As social media being the grounds for announcements these days, Meek Mill took to Instagram to proclaim that there will be a change to his music; however, he “will remain to let [his] people know in these terrible environments to adapt." Including a rant against the system, the MMG rapper shared his experience with bad cops and wrapped up with a powerful, mind provoking thought: “US BLACK PEOPLE ARE STILL AT WAR WITH OURSELVES AND THE SYSTEM IN REAL LIFE!”
On June 27, up and coming Baltimore rapper Lor Scoota was fatally shot in broad daylight at a traffic light after a successful charity basketball game to encourage the youth against the kind of violence that they hear in hip-hop, as well as in his own music. His stardom was expanding evidently as his murderer manifested his jealousy into murder. Having been on Meek and other rappers like that of The Game and Yo Gotti, other local rappers have transitioned their grief of Scoota’s death with frustration, echoing that “Baltimore has a way of quashing those who reach for more," thus confirming Meek’s observation of war in the black communities.
This isn’t about the black on black crime rebuttal to the Black Lives Matter movement. This is the confrontation of the result of the system. Systematically, the black man has always been a target of destruction. Redlining and bid rigging by government-funded companies, black families are put in an environment where they have to either depend on muggy government or fend for themselves. Most of the time, fending for themselves is walking straight into the trap.
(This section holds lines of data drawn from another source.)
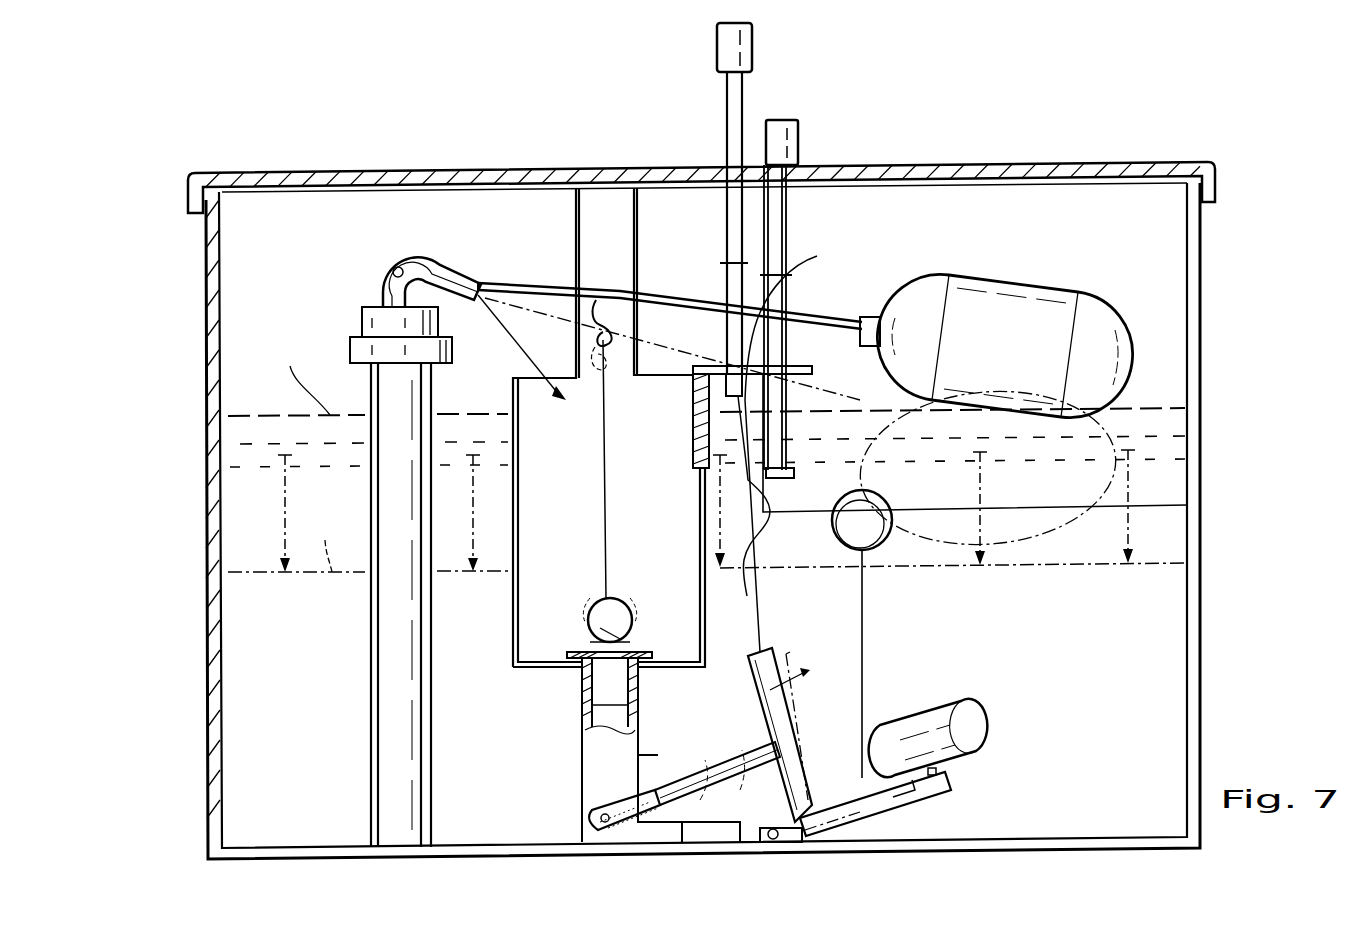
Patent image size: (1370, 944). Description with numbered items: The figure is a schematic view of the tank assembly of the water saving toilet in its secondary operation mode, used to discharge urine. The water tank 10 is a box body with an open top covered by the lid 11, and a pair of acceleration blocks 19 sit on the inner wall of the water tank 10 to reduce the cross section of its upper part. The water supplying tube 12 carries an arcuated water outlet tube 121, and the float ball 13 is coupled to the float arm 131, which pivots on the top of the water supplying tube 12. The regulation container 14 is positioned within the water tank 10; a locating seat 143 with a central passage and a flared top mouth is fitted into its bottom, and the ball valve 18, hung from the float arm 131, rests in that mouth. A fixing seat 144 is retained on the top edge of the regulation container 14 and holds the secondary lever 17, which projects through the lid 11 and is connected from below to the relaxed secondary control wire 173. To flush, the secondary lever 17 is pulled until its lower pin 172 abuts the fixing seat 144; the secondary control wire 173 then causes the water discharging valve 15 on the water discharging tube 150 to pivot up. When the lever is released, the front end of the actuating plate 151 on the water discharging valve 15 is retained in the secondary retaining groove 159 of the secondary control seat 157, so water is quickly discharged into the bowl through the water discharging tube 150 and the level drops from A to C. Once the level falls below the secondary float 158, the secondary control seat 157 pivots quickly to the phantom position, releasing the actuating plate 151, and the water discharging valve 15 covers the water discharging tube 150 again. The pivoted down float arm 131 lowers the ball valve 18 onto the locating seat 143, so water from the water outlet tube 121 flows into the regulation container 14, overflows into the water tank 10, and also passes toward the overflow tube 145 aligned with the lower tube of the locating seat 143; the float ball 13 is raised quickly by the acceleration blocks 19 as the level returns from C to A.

The water tank 10 is at (1190, 556).
The lid 11 is at (1066, 170).
The acceleration blocks 19 is at (1122, 203).
The water supplying tube 12 is at (380, 448).
The water outlet tube 121 is at (430, 270).
The float arm 131 is at (510, 281).
The float ball 13 is at (1120, 320).
The secondary lever 17 is at (717, 35).
The lower pin 172 is at (778, 446).
The fixing seat 144 is at (806, 366).
The regulation container 14 is at (513, 598).
The ball valve 18 is at (590, 632).
The locating seat 143 is at (570, 658).
The overflow tube 145 is at (582, 712).
The secondary control wire 173 is at (740, 512).
The secondary float 158 is at (880, 548).
The secondary control seat 157 is at (858, 800).
The secondary retaining groove 159 is at (770, 750).
The actuating plate 151 is at (745, 765).
The water discharging tube 150 is at (735, 822).
The water discharging valve 15 is at (735, 842).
Mill expresses through his “Insta-rant” that “growing up in America as a young black kid in the ghetto is like suicide," and so to change this, it is right to go straight to the source, the people and, more importantly, the youth.
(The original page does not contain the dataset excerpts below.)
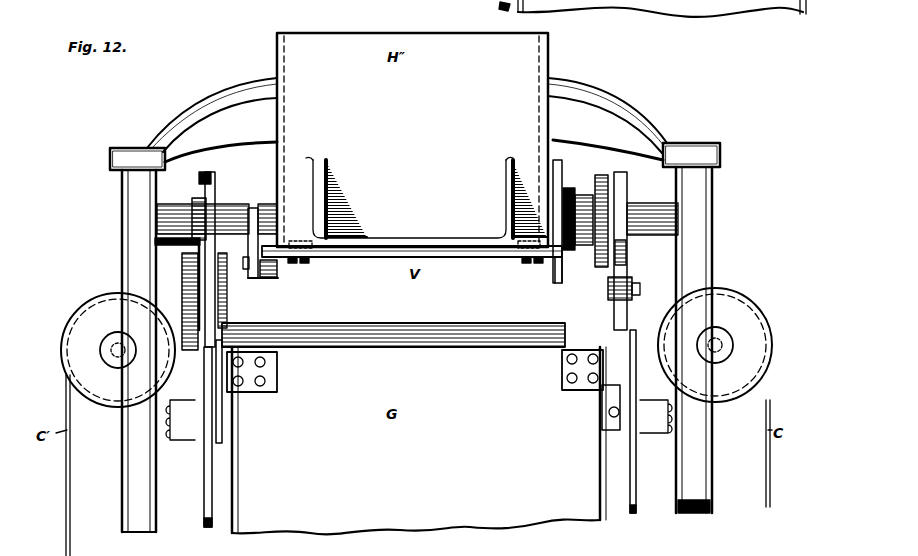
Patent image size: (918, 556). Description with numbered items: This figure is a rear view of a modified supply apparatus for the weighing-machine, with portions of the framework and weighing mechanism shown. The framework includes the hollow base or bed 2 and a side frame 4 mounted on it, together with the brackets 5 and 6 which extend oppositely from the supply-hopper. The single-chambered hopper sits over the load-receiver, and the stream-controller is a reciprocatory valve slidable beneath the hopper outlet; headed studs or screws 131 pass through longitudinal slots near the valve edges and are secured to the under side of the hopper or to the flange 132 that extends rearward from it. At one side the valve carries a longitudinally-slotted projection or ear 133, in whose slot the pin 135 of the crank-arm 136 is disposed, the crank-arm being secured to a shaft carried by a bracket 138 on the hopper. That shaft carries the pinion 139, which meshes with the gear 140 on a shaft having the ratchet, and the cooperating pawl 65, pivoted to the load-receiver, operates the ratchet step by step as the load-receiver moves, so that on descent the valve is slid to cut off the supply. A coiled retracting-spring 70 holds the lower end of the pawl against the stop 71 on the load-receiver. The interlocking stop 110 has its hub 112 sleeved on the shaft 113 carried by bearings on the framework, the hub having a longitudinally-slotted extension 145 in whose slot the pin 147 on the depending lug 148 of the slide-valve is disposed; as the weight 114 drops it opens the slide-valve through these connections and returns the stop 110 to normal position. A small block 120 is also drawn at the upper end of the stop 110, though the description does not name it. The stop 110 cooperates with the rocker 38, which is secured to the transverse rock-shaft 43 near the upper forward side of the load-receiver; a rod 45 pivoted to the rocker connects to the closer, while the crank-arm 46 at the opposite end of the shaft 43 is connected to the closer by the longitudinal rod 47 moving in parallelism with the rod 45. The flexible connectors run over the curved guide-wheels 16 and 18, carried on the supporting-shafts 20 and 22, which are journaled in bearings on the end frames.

The base or bed 2 is at (700, 212).
The side frame 4 is at (135, 205).
The bracket 5 is at (583, 92).
The bracket 6 is at (241, 90).
The guide-wheel 16 is at (750, 337).
The guide-wheel 18 is at (82, 353).
The supporting-shaft 20 is at (718, 346).
The supporting-shaft 22 is at (114, 346).
The rocker 38 is at (219, 389).
The rock-shaft 43 is at (407, 330).
The rod 45 is at (203, 461).
The crank-arm 46 is at (608, 302).
The longitudinal rod 47 is at (630, 505).
The actuator or pawl 65 is at (630, 261).
The coiled retracting-spring 70 is at (609, 420).
The stop 71 is at (601, 391).
The stop or rocker 110 is at (218, 176).
The hub 112 is at (237, 205).
The rock-shaft or pivot 113 is at (204, 206).
The weight 114 is at (185, 289).
The block 120 is at (205, 172).
The headed studs or screws 131 is at (305, 261).
The flange 132 is at (426, 244).
The longitudinally-slotted projection or ear 133 is at (562, 164).
The pin 135 is at (550, 187).
The crank-arm 136 is at (568, 207).
The bracket 138 is at (584, 192).
The pinion 139 is at (620, 210).
The gear 140 is at (618, 176).
The longitudinally-slotted extension 145 is at (270, 210).
The pin 147 is at (243, 268).
The depending lug 148 is at (278, 268).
Despite the connections society makes when it comes to rappers and their music, there is no duality between the two. Scoota rapped about Baltimore and the violence he was attuned to to an extent, but that does not take away from his peace activism. It is misunderstood that rappers speaking their truths and experiences can be masked as them promoting violence; however, Meek's new take on hiphop is a pivotal step to ending such war.